Il giro di vite era nell’aria da settimane, ma da ieri è ufficiale. Sei Paesi dell’area Schengen hanno annunciato di voler prolungare i controlli ai propri confini nonostante abbiano superato il limite massimo di sei mesi (rinnovabile per tre volte) previsto dall’articolo 29 del Codice delle frontiere.

Germania, Francia, Austria, Danimarca e Svezia, membri dell’Ue, più la Norvegia, avevano «chiuso» i propri confini due anni fa sotto la pressione dell’emergenza migranti. I controlli sarebbero dovuti scadere definitivamente il prossimo 11 novembre, ma al vertice dei ministri degli Interni dei 28 che si è tenuto ieri a Lussemburgo (assente l’italiano Marco Minniti) tutti e sei i Paesi hanno invece annunciato una proroga di altri sei mesi, con l’accordo silente delle istituzioni europee. Non potendo più giustificare la misura con i flussi di migranti in arrivo dal sud Europa, come accadde nel 2015, questa volta la scelta è stata motivata con i rischi derivanti da possibili attacchi terroristici. «Un ritorno completo a una zona Schengen senza controlli alle frontiere interne è possibile solo se lo sviluppo della situazione generale lo consente», ha detto il ministro degli Interni tedesco Thomas de Maiziere per il quale la decisione sarebbe dovuta alle falle presenti nelle frontiere esterne dell’Unione europea ma anche alla migrazione illegale nello spazio comunitario.

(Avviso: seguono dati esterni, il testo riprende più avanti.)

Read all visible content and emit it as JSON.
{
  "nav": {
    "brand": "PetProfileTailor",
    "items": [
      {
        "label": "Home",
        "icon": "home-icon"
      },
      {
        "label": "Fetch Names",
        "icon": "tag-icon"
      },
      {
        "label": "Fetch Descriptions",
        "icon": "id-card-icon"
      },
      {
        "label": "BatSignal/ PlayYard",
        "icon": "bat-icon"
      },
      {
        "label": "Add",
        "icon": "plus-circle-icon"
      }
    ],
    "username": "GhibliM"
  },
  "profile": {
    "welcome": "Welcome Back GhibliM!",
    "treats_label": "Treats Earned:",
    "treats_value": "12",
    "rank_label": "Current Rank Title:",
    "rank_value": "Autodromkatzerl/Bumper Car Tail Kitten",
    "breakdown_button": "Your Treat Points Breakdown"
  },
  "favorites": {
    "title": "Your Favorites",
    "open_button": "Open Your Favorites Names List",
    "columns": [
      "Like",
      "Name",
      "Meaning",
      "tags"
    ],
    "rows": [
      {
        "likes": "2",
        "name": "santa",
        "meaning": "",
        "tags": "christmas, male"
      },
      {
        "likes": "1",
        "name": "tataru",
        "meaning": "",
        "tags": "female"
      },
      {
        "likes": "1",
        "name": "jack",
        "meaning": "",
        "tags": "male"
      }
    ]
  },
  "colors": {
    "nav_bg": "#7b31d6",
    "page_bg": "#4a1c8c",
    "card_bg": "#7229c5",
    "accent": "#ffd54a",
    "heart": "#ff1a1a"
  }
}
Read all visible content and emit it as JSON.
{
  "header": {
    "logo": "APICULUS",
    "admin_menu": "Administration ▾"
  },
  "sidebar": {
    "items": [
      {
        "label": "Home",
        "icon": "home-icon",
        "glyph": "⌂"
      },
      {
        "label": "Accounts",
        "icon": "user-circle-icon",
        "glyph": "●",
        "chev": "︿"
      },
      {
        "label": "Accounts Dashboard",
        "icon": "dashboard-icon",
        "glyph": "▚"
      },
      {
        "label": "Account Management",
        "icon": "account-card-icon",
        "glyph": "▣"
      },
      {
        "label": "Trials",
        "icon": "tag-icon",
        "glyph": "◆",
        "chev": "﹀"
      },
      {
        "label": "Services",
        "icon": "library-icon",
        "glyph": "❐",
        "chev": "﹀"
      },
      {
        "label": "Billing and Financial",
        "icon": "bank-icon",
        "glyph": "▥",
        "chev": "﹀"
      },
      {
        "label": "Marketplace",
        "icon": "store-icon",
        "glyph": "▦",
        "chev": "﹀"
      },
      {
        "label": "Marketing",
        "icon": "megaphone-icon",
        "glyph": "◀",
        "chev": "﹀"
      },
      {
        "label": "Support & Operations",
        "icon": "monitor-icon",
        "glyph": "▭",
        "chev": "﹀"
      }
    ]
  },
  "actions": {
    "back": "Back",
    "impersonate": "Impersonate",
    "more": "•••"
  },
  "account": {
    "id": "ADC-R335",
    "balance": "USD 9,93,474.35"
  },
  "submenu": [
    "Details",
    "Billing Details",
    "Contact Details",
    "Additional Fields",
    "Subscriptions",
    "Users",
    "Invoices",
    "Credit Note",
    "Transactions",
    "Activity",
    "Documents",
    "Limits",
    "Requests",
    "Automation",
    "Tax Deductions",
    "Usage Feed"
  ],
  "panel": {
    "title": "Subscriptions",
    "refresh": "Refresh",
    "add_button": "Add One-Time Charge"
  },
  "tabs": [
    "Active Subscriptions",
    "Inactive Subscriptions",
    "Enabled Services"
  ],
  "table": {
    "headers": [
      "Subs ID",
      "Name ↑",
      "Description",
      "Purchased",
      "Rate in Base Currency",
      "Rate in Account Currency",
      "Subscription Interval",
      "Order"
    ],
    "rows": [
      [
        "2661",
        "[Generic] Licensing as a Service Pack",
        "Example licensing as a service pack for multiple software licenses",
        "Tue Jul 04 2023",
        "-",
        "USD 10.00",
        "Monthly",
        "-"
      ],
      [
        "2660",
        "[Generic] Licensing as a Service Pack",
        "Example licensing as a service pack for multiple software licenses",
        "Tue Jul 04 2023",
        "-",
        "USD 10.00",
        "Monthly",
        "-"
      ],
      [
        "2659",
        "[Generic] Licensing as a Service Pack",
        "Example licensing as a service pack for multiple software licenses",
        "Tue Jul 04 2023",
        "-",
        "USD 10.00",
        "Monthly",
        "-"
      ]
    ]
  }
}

La volontà di prolungare i controlli alle frontiere è un ulteriore limite alla libertà di circolazione, un tempo uno dei principi più importanti dell’Unione europea che a questo punto, però, sembra difficile che possa essere completamente ripristinato in tempi brevi. Per ora i vertici europei preferiscono fare buon viso a cattivo gioco: «Da quello che ho capito queste notifiche sono state effettuate sotto la pressione di una scadenza», ha detto il commissario agli Affari interni e all’Immigrazione Dimitri Avramopoulos. «Valuteremo il contenuto e ne discuteremo con gli Stati membri». Per il commissario, comunque, il prolungamento non dovrebbe incontrare ostacoli, visto che è stato invocato facendo appello a una delle eccezioni previste dal Codice come le possibili minacce alla sicurezza. «Il nostro paese è stato bersaglio di un nuovo attacco con la morte di due giovani donne a Marsiglia. la Francia è sotto shock», ha spiegato il ministro degli interni di parigi, Gerard Collomb, mentre per il collega danese Inger Stojberg «il gran numero di migranti irregolari e richiedenti asilo rifiutati è una vera minaccia per la sicurezza».

Al di là delle iniziative prese dai singoli paesi, una riforma del Codice Schengen è già da tempo allo studio della Commissione europea che punta ad aggiornare il testo con quelli che oggi sono ritenuti i nuovi rischi per gli Stati membri, primi fra tutti proprio quelli derivanti dalla minaccia terroristica. Una riforma chiesta l’estate scorsa anche dalla cancelliera tedesca Angela Merkel dopo gli attacchi subiti da diversi Paesi europei.

Sia il premier italiano Paolo Gentiloni che quello greco Alexis Tsipras, però, in passato avevano chiesto di mettere mano al Codice Schengen solo dopo aver varato un nuovo regolamento di Dublino, in modo da aiutare i due paesi che più di altri hanno sopportato il peso dell’emergenza migranti. A quanto pare, però, le priorità dell’Europa sono altre.